Databricks provide an overview of the SQL syntax in their documentation. An excerpt is shown here. The example is based on the New York City TLC Trip Record Data data set.
-- Bronze layer: Raw data ingestion
CREATE OR REFRESH STREAMING TABLE taxi_raw_records
(CONSTRAINT valid_distance EXPECT (trip_distance > 0.0) ON VIOLATION DROP ROW)
AS SELECT *
FROM STREAM(samples.nyctaxi.trips);
-- Silver layer 1: Flagged rides
CREATE OR REFRESH STREAMING TABLE flagged_rides
AS SELECT
date_trunc("week", tpep_pickup_datetime) as week,
pickup_zip as zip,
fare_amount, trip_distance
FROM
STREAM(LIVE.taxi_raw_records)
WHERE ((pickup_zip = dropoff_zip AND fare_amount > 50) OR
(trip_distance < 5 AND fare_amount > 50));
The example shows how a pipeline can be built by defining streams, with the CREATE STREAMING TABLE command, and then consuming them with a FROM statement in subsequent queries.. Of note in the example is the ability to include data quality checks in the pipeline with the syntax CONSTRAIN … EXPECT … ON VIOLATION.

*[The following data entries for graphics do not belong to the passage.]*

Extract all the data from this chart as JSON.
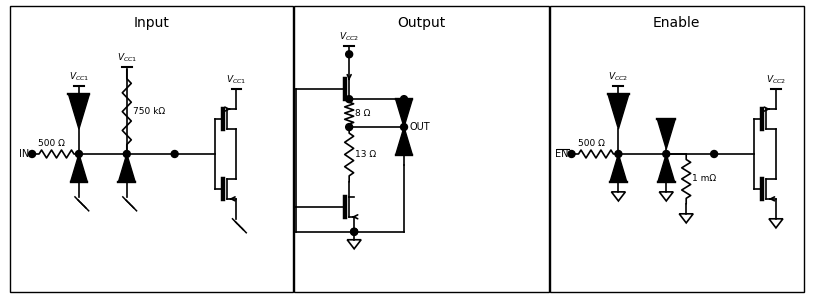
{
  "title_input": "Input",
  "title_output": "Output",
  "title_enable": "Enable",
  "lw": 1.2,
  "lc": "#000000",
  "title_fs": 10,
  "label_fs": 7,
  "vcc_fs": 7
}
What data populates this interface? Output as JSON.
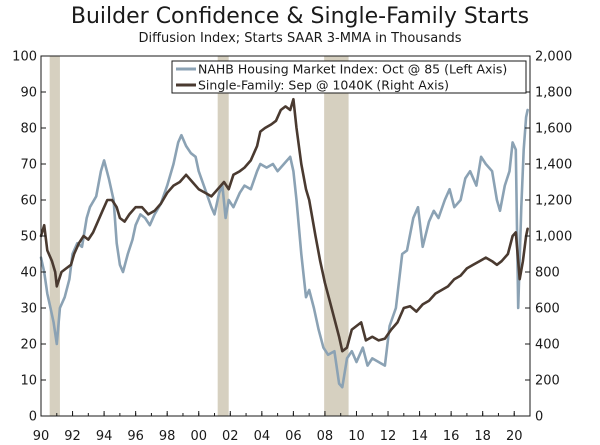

While the Apache Spark changes are not yet released, many articles already describe the experience of engineers using Databricks DLT. In an article in Medium titled “Why I Liked Delta Live Tables in Databricks,” Mariusz Kujawski describes the features of DLT and how they can best be used: “With DLT, you can build an ingestion pipeline in just a few hours, compared to the days required to develop a custom framework. Additionally, built-in data quality enforcement provides an extra layer of reliability.”
In addition to a declarative syntax for defining a pipeline, Spark Declarative Pipelines also supports change data capture (CDC), batch and stream logic, built in retry logic, and observability hooks.
Declarative pipelines are in the process of being merged into the Spark project. The feature is planned for the next Spark Release, 4.10, which is expected in January 2026. Progress can be followed on the Apache Jira Spark project in ticket SPARK-51727.